O que estamos afirmando é que existem diferentes formas, igualmente jornalísticas, de se tratar assuntos, desde a coleta dos dados, o enfoque a ser escolhido até a linguagem e a edição”.  (GENRO: 2001, pág.30)

     A idéia é de que o Jornalismo, a partir de seu conteúdo atualizado, propicia ao homem contemporâneo informações que possam integrá-lo em situações que não estão, necessariamente, associadas ao seu cotidiano, mas que pertencem ao mundo em que vive. Consegue introduzi-lo num espaço até então desconhecido e distante, ao trazer-lhe a informação sobre os acontecimentos diários.

“(...) o jornalismo é uma prática de mediação social, pois atua como mediador tanto na apresentação dos fatos para uma coletividade quanto na sua interpretação, estabelecendo relações específicas entre atores, temas, situações e contextos diversos na construção do texto noticioso. Além de levar os fatos a conhecimento público, o texto jornalístico estabelece relações de sentido para os fatos, inserindo-os num tempo e num espaço específicos que lhes dará coerência e unidade”. (FRANCISCATO: 2000, pág. 68)

     A produção do texto jornalístico significa organizar o social a partir de seu conteúdo, sistematizado e dentro da dimensão de sua atualidade e interesse, características próprias dos conceitos que sustentam a identificação da notícia.

     Porém, esta organização sofre a pressão do tempo, mecanismo decisivo na momento da seleção da notícia, um critério que pode interferir no conteúdo jornalístico.

     O Jornalismo com característica iminentemente informativo nasce nos Estados Unidos, quando o New York Times[8] decreta o fim da narrativa introduzindo uma nova forma de fazer jornalismo. A meta normativa passa a ser a busca pela objetividade, com conteúdo objetivo, sem a emoção, sem preconceitos e imparcial, primando pela neutralidade.

     Ao fazer a recuperação dos estilos jornalísticos, Sebastião Bregues faz uma composição histórica dos formatos utilizados pelo Jornalismo ao longo de sua existência, que seria o resultado de “lenta elaboração”.

     De forma estanque, divide em três fases as modificações nos textos, que estariam relacionadas com a evolução do próprio conceito de Jornalismo.

     Num primeiro momento, a partir dos meados do século XIX – entre 1900 e 1920 – está o gênero opinativo, com ênfase para o Jornalismo ideológico. Com o uso de  adjetivos no  texto, o uso do nariz de cera para começar a matéria, as reportagens longas e a falta de preocupação com o leitor.

Jornalismo doutrinário e moralizador é feito com ânimo proselitista a serviço das idéias políticas e lutas ideológicas. Trata-se de imprensa pouco informativa e cheia de comentários”. (BREGUEZ. SITE: www.saladeprensa.com.br)
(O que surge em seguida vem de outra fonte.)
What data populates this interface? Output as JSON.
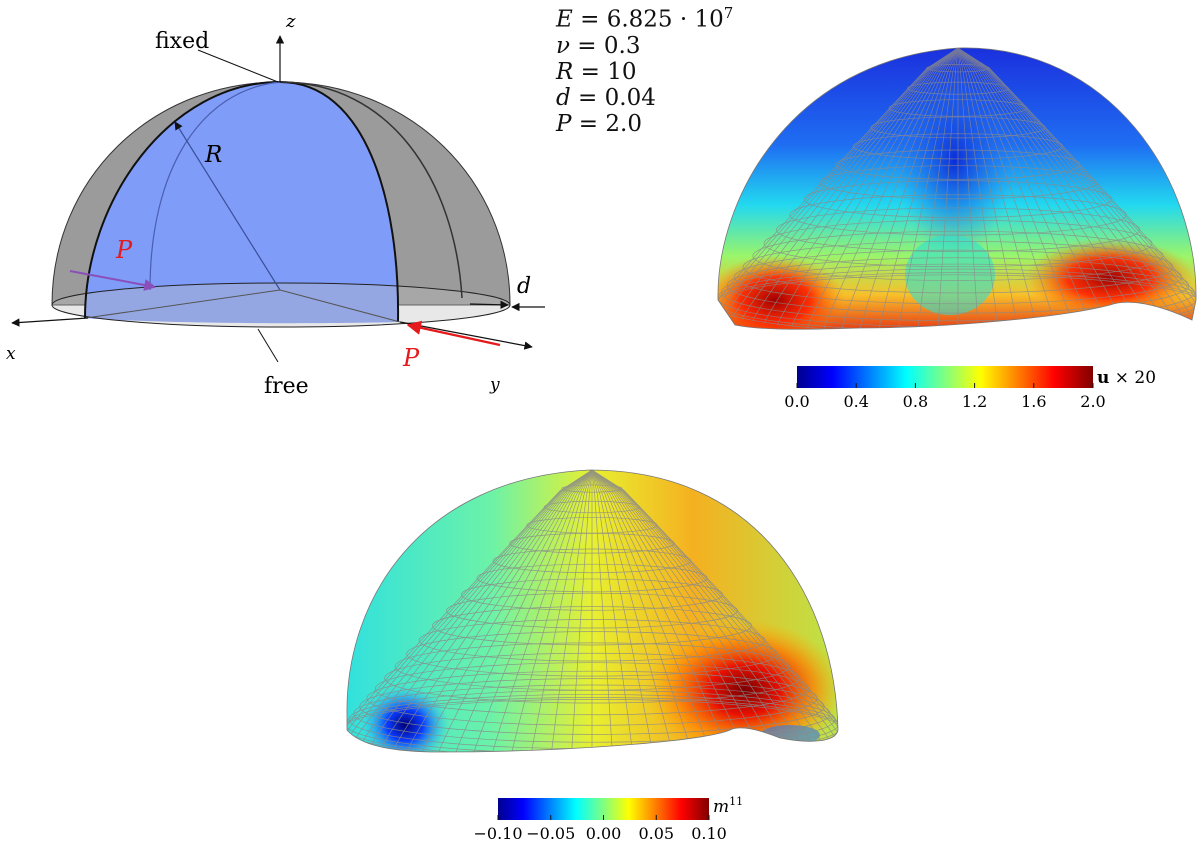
{
  "parameters": [
    {
      "symbol": "E",
      "value": "6.825 · 10",
      "exponent": "7"
    },
    {
      "symbol": "ν",
      "value": "0.3"
    },
    {
      "symbol": "R",
      "value": "10"
    },
    {
      "symbol": "d",
      "value": "0.04"
    },
    {
      "symbol": "P",
      "value": "2.0"
    }
  ],
  "geometry": {
    "axis_x": "x",
    "axis_y": "y",
    "axis_z": "z",
    "label_fixed": "fixed",
    "label_free": "free",
    "label_R": "R",
    "label_d": "d",
    "label_P_left": "P",
    "label_P_right": "P"
  },
  "displacement_plot": {
    "colorbar_label_bold": "u",
    "colorbar_label_rest": " × 20",
    "ticks": [
      "0.0",
      "0.4",
      "0.8",
      "1.2",
      "1.6",
      "2.0"
    ]
  },
  "moment_plot": {
    "colorbar_label": "m",
    "colorbar_label_sup": "11",
    "ticks": [
      "−0.10",
      "−0.05",
      "0.00",
      "0.05",
      "0.10"
    ]
  },
  "colors": {
    "shell_gray": "#9b9b9b",
    "shell_blue": "#7f9cf8",
    "force_red": "#e41a1c",
    "force_purple": "#8a4fb8"
  }
}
     A segunda fase delimitada pelo pesquisador estaria dividida em duas etapas: a primeira de 1920 a 1945, quando há a introdução do estilo informativo e inicia-se a discussão dos manuais de redação pelas empresas de comunicação.

     O resultado seria sentido entre os anos de 1945 e 1980, após a introdução do lead nas redações, consolidando assim o estilo Informativo para o meio impresso.

Na Inglaterra e nos Estados Unidos, aparecem novas formas de redação das notícias, um novo estilo que se apóia de modo fundamental na narração ou relato de fatos e acontecimentos. O novo estilo adapta formas de expressão literária desta época para transmitir informações e notícias com eficácia e economia de palavras. Ele aparece com força e vigor que cria novas formas de expressão literária com regras próprias estabelecidas nos Manuais de Redação.  É o aparecimento da técnica do lead (guia ou orientação para o leitor) em  que o jornalista anuncia no primeiro parágrafo os cinco elementos da notícias: o quê, quem, quando, onde, como e por quê. Este estilo chegou ao Brasil na década de 50 com os primeiros Manuais de Redação adotado por  jornais como Diário Carioca e Tribuna da Imprensa. O Estilo Informativo teve, desde o seu início, três objetivos básicos em que buscava firmar-se: a naturalidade de expressões, a clareza e a concisão. É fácil imaginar-se que o aprendizado coletivo destas gerações de jornalistas em busca de maior clareza  acabou cristalizando-se nesta forma peculiar de expressão literária”.(BREGUEZ site www.saladeprensa.com.br)

     Com a concorrência dos meios para a transmissão da informação – televisão, rádio e Internet -  o Jornalismo Informativo impresso tem que ser reformulado, mostrando a informação de forma diferente dos veículos multimídia, com mais detalhes e análises, revestindo-se de profundidade no ato de informar. E esta atualização tem que ser também teórica, para indicar o rumo para o futuro do Jornalismo impresso.

     Carlos Eduardo Lins da Silva garante que o estilo americano de fazer Jornalismo está sendo seguido pelo Brasil desde o fim da Segunda Guerra Mundial.

     O que não significa uma cópia ou imitação, mas uma reelaboração do modelo adotado pelos Estados Unidos. Para ele, examinar a prática jornalística brasileira significa melhorar a qualidade do que se faz aqui” (LINS DA SILVA: 1997, pág. 27).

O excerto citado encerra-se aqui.